Everything went perfectly during the flight—until it was time to land. A part that was inadvertently left in a locked position caused Model 299 to crash, killing Tower and his co-pilot, Major Pete Hill. Undeterred by the fatal mishap, the government awarded Boeing a contract to build 13 more B-17s. Eventually the company would build nearly 7,000 of them, while two other contractors built another 5,745.

In another prewar accident, on June 17, 1940, two twin-engine Douglas B-18 bombers, with 11 men on board, were flying out of Mitchel Field, Long Island, New York, when one passed too closely beneath the other. The mid-air collision resulted in airplane parts, engines, fuel, and bodies raining down on Bellerose, New York. Everyone on board was killed, as was a woman on the ground.
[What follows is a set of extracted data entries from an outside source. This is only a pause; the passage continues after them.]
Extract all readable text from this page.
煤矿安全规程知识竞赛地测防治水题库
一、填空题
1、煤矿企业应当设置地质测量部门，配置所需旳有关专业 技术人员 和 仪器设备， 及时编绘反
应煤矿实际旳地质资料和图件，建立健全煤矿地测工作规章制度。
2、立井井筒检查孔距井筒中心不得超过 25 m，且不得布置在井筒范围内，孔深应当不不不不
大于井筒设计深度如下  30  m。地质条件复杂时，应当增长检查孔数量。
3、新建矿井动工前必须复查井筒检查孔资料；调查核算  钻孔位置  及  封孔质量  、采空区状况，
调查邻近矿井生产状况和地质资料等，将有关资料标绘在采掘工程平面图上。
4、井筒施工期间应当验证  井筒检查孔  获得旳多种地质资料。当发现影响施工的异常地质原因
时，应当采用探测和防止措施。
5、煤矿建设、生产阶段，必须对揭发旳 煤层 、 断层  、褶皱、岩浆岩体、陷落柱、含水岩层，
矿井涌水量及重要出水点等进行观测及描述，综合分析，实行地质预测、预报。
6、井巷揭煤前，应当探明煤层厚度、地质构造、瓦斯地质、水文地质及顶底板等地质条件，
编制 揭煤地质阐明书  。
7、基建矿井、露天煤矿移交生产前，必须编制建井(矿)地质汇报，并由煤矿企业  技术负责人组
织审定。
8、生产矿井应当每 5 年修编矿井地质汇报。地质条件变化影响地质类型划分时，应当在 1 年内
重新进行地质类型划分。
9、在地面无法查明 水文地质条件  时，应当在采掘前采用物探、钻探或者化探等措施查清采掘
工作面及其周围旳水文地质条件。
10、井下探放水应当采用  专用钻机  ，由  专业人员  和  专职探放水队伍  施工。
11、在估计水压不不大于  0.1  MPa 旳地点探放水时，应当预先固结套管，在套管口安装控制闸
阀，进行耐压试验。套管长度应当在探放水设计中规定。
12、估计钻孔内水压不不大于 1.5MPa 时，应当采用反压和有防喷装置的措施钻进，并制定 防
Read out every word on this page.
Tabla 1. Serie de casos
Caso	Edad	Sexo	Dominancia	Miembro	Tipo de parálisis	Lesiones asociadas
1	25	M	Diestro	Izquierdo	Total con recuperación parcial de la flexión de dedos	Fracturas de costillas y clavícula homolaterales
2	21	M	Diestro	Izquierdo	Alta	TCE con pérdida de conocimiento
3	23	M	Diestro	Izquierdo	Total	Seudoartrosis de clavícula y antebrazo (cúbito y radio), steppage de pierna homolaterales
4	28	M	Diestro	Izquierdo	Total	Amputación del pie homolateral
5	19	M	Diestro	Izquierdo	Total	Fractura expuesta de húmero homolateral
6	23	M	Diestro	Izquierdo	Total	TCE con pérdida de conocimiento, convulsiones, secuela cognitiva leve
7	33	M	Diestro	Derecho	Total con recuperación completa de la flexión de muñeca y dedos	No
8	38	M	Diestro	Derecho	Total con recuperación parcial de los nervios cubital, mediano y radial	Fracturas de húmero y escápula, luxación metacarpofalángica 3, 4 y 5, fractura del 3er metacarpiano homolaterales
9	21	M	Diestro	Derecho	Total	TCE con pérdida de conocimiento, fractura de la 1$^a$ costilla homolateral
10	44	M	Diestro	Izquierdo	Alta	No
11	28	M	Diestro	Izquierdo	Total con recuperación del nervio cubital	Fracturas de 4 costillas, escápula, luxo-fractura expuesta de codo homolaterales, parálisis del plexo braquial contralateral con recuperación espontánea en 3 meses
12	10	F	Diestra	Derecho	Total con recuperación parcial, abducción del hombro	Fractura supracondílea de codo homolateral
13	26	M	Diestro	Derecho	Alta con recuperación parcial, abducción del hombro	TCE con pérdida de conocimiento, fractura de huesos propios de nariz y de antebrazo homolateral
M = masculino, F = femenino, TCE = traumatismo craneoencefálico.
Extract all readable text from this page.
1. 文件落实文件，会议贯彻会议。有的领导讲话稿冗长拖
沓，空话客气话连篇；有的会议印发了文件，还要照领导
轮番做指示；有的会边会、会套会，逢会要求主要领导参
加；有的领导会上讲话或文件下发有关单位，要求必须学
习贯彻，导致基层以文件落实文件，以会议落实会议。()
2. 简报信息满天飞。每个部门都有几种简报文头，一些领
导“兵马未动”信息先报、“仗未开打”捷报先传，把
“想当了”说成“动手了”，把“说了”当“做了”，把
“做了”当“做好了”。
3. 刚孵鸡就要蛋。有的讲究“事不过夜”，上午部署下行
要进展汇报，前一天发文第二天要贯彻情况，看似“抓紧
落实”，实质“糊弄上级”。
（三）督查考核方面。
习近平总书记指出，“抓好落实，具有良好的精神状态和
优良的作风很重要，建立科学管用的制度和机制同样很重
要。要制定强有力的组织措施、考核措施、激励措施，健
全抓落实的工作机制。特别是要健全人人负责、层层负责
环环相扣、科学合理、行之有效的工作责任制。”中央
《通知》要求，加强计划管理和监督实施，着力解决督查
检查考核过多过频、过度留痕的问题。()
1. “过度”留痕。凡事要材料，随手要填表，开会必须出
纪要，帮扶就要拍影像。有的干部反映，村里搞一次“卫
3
Gliders have their own particular dangers. On the sweltering day of August 1, 1943, a large crowd had gathered at Lambert Field, the St. Louis, Missouri, municipal airport, to watch a glider demonstration. A local company, the Robertson Aviation Corporation, had just built a CG-4A troop-carrying glider and the government was eager to show it off in hopes of increasing the sales of war bonds.

On board the glider were 10 of St. Louis’s most prominent citizens: Mayor William Dee Becker, Thomas Dysart of the Chamber of Commerce, Judge Henry Mueller, and Max Doyne of the city’s public utilities department, along with William B. Robertson, head of the company that had built the glider, and his vice-president and general manager, Harold A. Krueger. Piloting the brand new CG-4A was Captain Milton Klugh.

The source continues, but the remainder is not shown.